The French Visit Grant’s Tomb, Harlem, 1917

french soldiers in fron of Grants tombFrench soldiers ride a pair of double-decker buses to West 123rd Street and Riverside Drive to visit the tomb of Ulysses S. Grant (aka Grants Tomb). The French soldiers visited Grants Tomb while World War I was still ongoing. Above the tomb the placard reads, “Let us have peace” (source).

Also, the start of American involvement in World War I and just before leaving Governors Island in 1917 to lead the 2 million soldiers of the American Expeditionary Force in France, General John J. Pershing (1860-1948) had to run to Harlem to register for the draft of the very army he was going to France to lead (source). In addition, the French general Joseph Joffre visited Grant’s tomb on May 10, 1917, about a year after he was relieved of command in France. During Joffre’s visit had a crowd estimated at 25,000 gathered to watch him pay his respects to Monsieur Ulysses Grant (source).

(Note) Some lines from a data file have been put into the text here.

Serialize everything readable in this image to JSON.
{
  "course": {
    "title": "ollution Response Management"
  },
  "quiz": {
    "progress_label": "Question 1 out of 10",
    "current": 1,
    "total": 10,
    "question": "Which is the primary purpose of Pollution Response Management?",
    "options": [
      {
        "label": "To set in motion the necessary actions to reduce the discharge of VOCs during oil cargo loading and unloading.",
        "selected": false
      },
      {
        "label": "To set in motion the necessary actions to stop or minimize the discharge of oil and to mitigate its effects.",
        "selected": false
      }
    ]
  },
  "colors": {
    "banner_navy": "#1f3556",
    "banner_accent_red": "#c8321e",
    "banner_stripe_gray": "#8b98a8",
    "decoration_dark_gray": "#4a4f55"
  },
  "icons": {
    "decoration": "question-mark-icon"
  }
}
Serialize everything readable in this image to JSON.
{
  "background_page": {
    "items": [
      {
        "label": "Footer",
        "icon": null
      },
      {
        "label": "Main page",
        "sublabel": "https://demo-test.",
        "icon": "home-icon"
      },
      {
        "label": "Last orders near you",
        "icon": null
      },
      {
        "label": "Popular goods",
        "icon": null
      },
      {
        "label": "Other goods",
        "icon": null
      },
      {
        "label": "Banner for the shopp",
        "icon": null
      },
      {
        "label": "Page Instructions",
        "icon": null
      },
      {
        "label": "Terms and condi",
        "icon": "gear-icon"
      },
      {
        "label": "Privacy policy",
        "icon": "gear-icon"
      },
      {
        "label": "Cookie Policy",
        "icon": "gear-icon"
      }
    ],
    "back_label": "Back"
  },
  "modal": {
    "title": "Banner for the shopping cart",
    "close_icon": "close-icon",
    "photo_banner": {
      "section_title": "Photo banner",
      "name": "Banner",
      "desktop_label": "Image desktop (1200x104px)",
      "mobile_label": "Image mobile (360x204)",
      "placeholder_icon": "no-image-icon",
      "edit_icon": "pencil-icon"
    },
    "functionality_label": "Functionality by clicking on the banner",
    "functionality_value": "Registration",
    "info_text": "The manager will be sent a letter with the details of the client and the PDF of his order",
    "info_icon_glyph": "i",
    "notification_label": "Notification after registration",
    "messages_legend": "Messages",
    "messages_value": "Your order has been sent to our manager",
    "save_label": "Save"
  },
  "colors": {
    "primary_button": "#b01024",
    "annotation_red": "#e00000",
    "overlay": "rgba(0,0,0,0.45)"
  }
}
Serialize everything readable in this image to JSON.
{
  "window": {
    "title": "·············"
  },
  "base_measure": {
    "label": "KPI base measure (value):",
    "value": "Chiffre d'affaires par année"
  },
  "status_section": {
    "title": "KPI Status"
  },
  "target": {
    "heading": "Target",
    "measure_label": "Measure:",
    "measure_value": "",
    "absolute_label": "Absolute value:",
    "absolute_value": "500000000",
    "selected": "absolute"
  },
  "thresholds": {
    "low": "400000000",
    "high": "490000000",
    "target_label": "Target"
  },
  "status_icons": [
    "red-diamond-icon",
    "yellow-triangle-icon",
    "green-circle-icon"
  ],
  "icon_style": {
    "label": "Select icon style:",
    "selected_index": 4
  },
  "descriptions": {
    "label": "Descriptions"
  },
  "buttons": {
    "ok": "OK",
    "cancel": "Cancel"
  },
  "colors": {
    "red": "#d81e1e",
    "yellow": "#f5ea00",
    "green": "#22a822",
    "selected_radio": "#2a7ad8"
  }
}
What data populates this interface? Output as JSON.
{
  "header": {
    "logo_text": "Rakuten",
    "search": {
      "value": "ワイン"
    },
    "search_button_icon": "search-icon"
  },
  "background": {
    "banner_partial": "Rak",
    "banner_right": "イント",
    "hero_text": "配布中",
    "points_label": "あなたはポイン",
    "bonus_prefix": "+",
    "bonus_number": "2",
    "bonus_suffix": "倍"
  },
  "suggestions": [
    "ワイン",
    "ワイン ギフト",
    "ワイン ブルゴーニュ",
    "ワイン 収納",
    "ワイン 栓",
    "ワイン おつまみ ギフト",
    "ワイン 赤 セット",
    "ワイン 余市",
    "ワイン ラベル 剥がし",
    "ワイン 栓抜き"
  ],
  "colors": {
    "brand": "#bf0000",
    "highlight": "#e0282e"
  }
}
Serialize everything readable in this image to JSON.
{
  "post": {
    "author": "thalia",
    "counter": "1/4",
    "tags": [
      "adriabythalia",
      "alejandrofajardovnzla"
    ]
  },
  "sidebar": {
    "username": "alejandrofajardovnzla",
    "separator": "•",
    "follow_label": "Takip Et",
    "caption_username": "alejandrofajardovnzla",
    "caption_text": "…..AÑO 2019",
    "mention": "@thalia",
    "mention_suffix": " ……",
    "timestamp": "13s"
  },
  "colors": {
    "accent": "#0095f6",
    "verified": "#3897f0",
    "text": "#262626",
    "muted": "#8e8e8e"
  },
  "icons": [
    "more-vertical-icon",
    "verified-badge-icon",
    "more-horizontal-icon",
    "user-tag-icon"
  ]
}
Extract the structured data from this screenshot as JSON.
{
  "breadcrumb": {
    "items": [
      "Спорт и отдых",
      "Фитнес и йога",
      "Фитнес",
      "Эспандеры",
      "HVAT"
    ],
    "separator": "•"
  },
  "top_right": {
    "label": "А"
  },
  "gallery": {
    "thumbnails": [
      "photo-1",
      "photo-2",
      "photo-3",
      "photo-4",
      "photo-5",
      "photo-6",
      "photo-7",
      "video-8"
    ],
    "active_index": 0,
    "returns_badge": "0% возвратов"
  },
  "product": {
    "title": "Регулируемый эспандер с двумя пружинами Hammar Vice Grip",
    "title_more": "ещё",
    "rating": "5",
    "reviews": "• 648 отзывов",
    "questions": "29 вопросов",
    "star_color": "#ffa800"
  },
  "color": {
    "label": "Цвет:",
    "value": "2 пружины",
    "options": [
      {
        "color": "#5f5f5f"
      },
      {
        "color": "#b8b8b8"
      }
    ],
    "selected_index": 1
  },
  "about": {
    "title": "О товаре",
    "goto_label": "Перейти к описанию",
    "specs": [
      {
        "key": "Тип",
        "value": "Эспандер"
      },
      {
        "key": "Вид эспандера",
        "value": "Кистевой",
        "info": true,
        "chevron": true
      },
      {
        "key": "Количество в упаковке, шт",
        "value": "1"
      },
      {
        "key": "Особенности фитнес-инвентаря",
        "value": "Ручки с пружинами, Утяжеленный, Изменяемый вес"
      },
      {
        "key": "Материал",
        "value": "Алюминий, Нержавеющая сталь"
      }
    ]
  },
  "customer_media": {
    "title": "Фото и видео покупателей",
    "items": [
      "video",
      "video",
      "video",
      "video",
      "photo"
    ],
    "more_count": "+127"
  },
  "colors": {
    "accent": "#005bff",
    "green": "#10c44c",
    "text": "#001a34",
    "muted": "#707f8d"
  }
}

During this time, these sundry visits and ceremonies reportedly attracted huge crowds. The reason the French visited Grants tomb was either before or after they had visited the statue of Joan of Arc “The Maid of Orléans”, the folk heroine of France and a Roman Catholic saint. The statue became, in the decades after its construction, a symbol of Franco-American relations. The statue was usually included in the itinerary of visiting dignitaries (…for instance, Marie Alexandra Victoria, the Queen of Romania, was compelled to schlep up there when she visited the States in 1926…) and it was the scene of various wreath-layings and other ceremonies honoring whichever French person (or persons) was close at hand.